The 48 hour solicitation ban was a coup of the insurance companies and Citizens Property Insurance Corporation. I attended the Citizen’s Claims Review Task Force meetings. It was obvious that Citizens claims managers and executives blamed many of their controversial claims delays and underpayments on the involvement of public insurance adjusters. The insurance industry used the Task Force as a vehicle to place before legislators a few examples of how public adjusters solicit for business following a disaster. Door hangers and the lining up of a dozen public insurance adjusters were suggested as being “unsavory’ by many. I guess the connotation is that those that get paid for professional help following a catastrophe must be taking advantage of victims. From the insurance industry’s perspective, it was a “perfect storm” to reduce the retention of pubic adjusters.

The 48 hour solicitation ban states:

A public adjuster may not directly or indirectly though any other person or entity initiate contact or engage in face-to-face or telephonic solicitation or enter into a contract with any insured or claimant under an insurance policy until at least 48 hours after the occurrence of an event that may be the subject of a claim under the insurance policy unless contact is initiated by the insured or claimant.

The lawsuit emphasizes the constitutional aspect of one’s freedom to speak and to contract.

8. By prohibiting the Plaintiffs from directly or indirectly initiating contact or engaging in face-to-face or telephonic solicitation with any insured or claimant, or entering into a contract with an insured or claimant in the first 48 hours after an event that has not been declared an emergency, subsection 626.854(6) constitutes a prior restraint on protected speech in violation of the First Amendment to the United States Constitutions and Article 1, Section 4 of the Florida Constitution.

It also points out some of the practical reasons why the laws are objectionable:

39. Subsection 626.854(6) is not narrowly tailored to further a significant government interest, and other less intrusive means are available to control or prevent any practices of public adjusters which might be needed to adequately protect the public

40. Subsection 626.854(6) is overbroad, in that it restricts the speech of all public adjusters, including Plaintiffs, who are competent, scrupulous, honest, and professional in their dealings with the public

41. Subsection 626.854(6) denies significant business opportunities for Plaintiffs and other public adjusters by denying property owners the services of a licensed public adjuster at the time they are in most distress and have the greatest need.

42. By preventing public adjusters from contacting property owners immediately following a natural disaster, subsection 626.854(6) prevents public adjusters from having any contact with the most severely damaged property owners at the only time they can be located before moving to an unknown address.

43. Section 626.854(6) amounts to an impermissible restriction on the time, place, and manner of conducting the business of public adjusting, and unduly restricts Plaintiffs’ freedom of speech.

Pat Catania has done an excellent job assembling a great legal team and getting a case stated clearly.

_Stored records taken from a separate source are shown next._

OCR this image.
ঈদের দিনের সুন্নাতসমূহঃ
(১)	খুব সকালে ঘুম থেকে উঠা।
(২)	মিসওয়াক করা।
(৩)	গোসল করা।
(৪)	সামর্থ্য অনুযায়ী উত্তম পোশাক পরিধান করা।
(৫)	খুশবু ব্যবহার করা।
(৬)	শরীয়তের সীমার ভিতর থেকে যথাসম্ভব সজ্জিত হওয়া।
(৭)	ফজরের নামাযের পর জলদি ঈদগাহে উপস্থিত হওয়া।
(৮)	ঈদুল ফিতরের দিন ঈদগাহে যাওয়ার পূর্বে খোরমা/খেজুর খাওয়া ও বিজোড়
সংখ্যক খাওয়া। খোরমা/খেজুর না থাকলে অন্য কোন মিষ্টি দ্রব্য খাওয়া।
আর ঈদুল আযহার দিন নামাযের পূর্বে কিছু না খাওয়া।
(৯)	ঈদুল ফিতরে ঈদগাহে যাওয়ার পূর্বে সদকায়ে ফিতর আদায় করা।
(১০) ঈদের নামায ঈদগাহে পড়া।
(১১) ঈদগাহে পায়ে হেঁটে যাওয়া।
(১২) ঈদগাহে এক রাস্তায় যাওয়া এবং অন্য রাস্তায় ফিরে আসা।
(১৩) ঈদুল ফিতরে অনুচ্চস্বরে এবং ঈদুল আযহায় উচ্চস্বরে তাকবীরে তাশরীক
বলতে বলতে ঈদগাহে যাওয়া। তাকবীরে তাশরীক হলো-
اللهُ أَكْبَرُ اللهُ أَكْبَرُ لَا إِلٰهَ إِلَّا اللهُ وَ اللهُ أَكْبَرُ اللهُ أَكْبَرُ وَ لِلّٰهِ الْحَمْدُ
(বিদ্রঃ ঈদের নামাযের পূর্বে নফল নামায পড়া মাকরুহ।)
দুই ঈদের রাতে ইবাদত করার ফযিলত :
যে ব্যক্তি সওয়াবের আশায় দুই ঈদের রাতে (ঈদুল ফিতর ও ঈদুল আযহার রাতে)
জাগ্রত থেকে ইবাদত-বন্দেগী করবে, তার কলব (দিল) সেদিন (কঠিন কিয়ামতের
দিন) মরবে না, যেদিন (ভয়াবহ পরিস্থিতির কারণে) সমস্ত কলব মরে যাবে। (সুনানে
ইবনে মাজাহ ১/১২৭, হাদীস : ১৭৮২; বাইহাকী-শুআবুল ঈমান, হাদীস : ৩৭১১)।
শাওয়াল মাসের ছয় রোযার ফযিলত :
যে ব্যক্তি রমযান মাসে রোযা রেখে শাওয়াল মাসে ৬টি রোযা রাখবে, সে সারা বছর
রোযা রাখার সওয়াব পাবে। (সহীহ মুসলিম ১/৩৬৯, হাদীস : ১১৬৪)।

Using a Shakespearean phrase, he told me yesterday that “if they [the insurance industry] want a war, I’ll show them the war.” Pat is not a part of FAPIA or NAPIA. He is creative, bright, energetic, and I find him fun. I believe the lawsuit has a good chance of success. He asked me to let other public adjusters know that he would like to include others as plaintiffs in the lawsuit.

Catania is also a fantastic marketer and entrepreneur. He started two web sites, MySmartClaims.com and SmartClaimsPro.com which help policyholders and professionals regarding the estimating and submittal of property insurance claims. He is a passionate consumer advocate and tireless opponent. I predict he will prevail and many public adjusters will be thanking him for his efforts.

Catania also told me that his dream is to submit the final proof of loss State Farm will pay on before it leaves Florida. He considers State Farm completely unworthy to be in the insurance business because he asserts that most State Farm policyholders are not treated properly regarding claims. He has some inside information on that issue–his wife worked as a property insurance claims adjuster for State Farm.